3. Virological examination during and after treatment
HCV RNA must be detected at 3 months of treatment, at the end of treatment and after treatment.
4.Monitoring of adverse reactions
Thyroid function tests should be performed every 6 months during treatment and every 3 to 6 months after the end of treatment. If thyroid function abnormalities exist before treatment, thyroid function should be checked every month. In elderly patients, electrocardiogram and cardiac function assessment should be performed prior to treatment. Mental status should also be evaluated periodically.
New hope for antiviral therapy
Currently, nearly 30% of patients with chronic hepatitis C are still not cured after standardized antiviral therapy due to poor response to drug therapy or intolerance of drug side effects. Therefore, new drugs or treatments are needed to provide new treatment opportunities for these patients.

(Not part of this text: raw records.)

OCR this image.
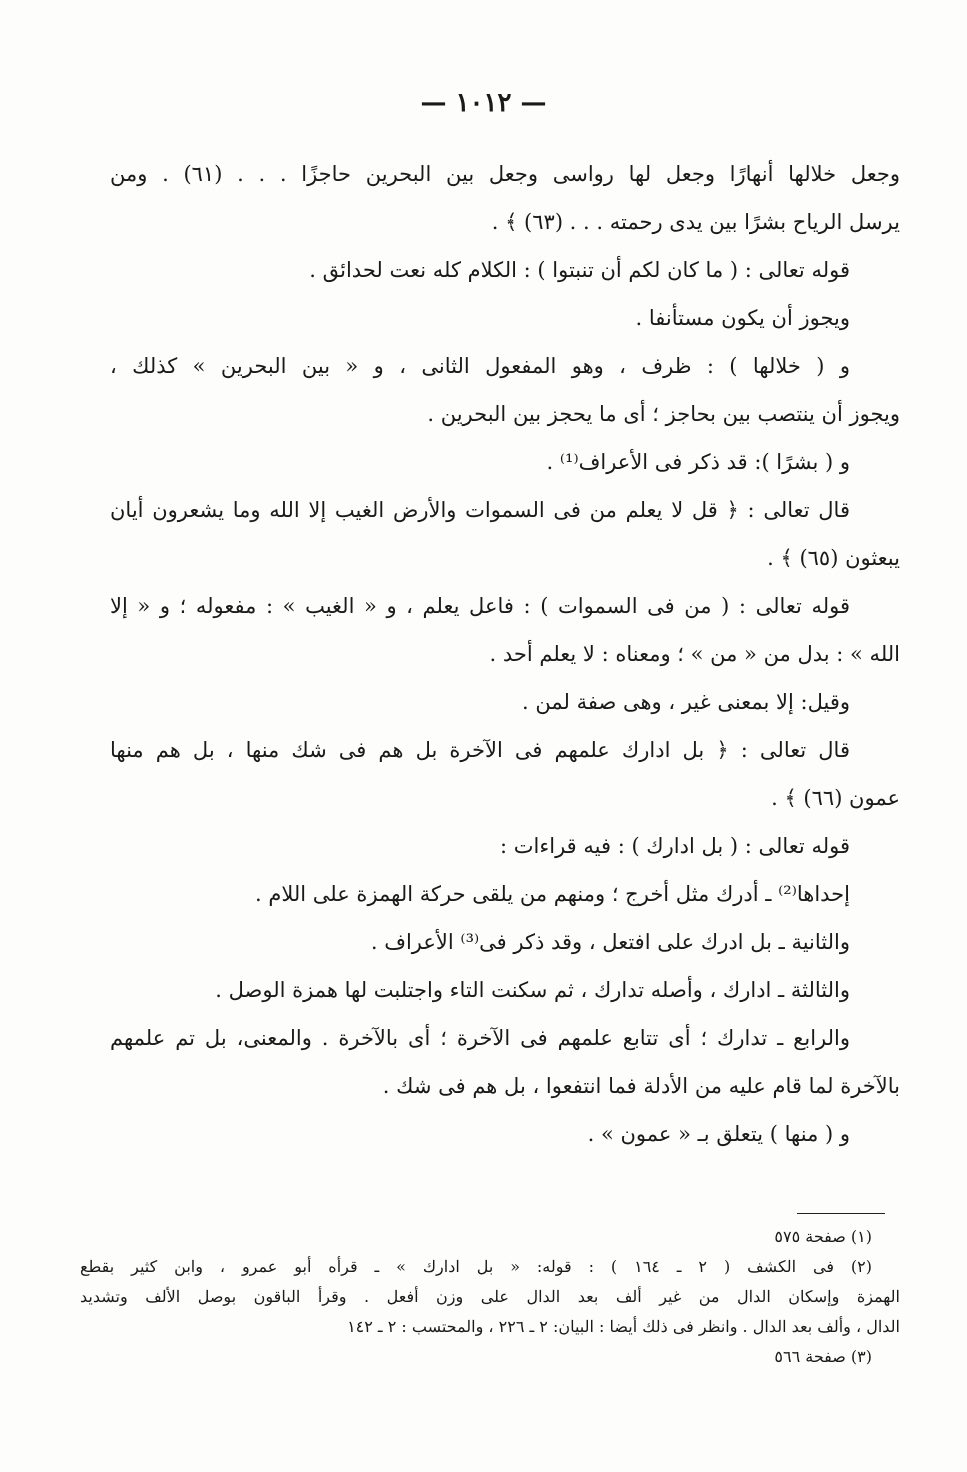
— ١٠١٢ —
وجعل خلالها أنهارًا وجعل لها رواسى وجعل بين البحرين حاجزًا . . . (٦١) . ومن
يرسل الرياح بشرًا بين يدى رحمته . . . (٦٣) ﴾ .
قوله تعالى : ( ما كان لكم أن تنبتوا ) : الكلام كله نعت لحدائق .
ويجوز أن يكون مستأنفا .
و ( خلالها ) : ظرف ، وهو المفعول الثانى ، و « بين البحرين » كذلك ،
ويجوز أن ينتصب بين بحاجز ؛ أى ما يحجز بين البحرين .
و ( بشرًا ): قد ذكر فى الأعراف⁽¹⁾ .
قال تعالى : ﴿ قل لا يعلم من فى السموات والأرض الغيب إلا الله وما يشعرون أيان
يبعثون (٦٥) ﴾ .
قوله تعالى : ( من فى السموات ) : فاعل يعلم ، و « الغيب » : مفعوله ؛ و « إلا
الله » : بدل من « من » ؛ ومعناه : لا يعلم أحد .
وقيل: إلا بمعنى غير ، وهى صفة لمن .
قال تعالى : ﴿ بل ادارك علمهم فى الآخرة بل هم فى شك منها ، بل هم منها
عمون (٦٦) ﴾ .
قوله تعالى : ( بل ادارك ) : فيه قراءات :
إحداها⁽²⁾ ـ أدرك مثل أخرج ؛ ومنهم من يلقى حركة الهمزة على اللام .
والثانية ـ بل ادرك على افتعل ، وقد ذكر فى⁽³⁾ الأعراف .
والثالثة ـ ادارك ، وأصله تدارك ، ثم سكنت التاء واجتلبت لها همزة الوصل .
والرابع ـ تدارك ؛ أى تتابع علمهم فى الآخرة ؛ أى بالآخرة . والمعنى، بل تم علمهم
بالآخرة لما قام عليه من الأدلة فما انتفعوا ، بل هم فى شك .
و ( منها ) يتعلق بـ « عمون » .
(١) صفحة ٥٧٥
(٢) فى الكشف ( ٢ ـ ١٦٤ ) : قوله: « بل ادارك » ـ قرأه أبو عمرو ، وابن كثير بقطع
الهمزة وإسكان الدال من غير ألف بعد الدال على وزن أفعل . وقرأ الباقون بوصل الألف وتشديد
الدال ، وألف بعد الدال . وانظر فى ذلك أيضا : البيان: ٢ ـ ٢٢٦ ، والمحتسب : ٢ ـ ١٤٢
(٣) صفحة ٥٦٦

In 2011, the American Association for the Study of Liver Diseases (AASLD) added two oral antivirals, telaprevir and baceprevir, which are specific protease inhibitors of HCV, to the first-line drugs for the treatment of hepatitis C in an update of the guidelines for the treatment of chronic type 1 HCV infection, and their use has given humans The use of these two drugs, which are HCV-specific protease inhibitors, has given humans a new and powerful weapon in the fight against HCV.
Therefore, both clinicians and patients themselves should have a positive and optimistic attitude when facing chronic HCV infection, and most patients can be cured after receiving regular treatment; for some refractory patients, the cure rate and prognosis are improving with the development of medical technology.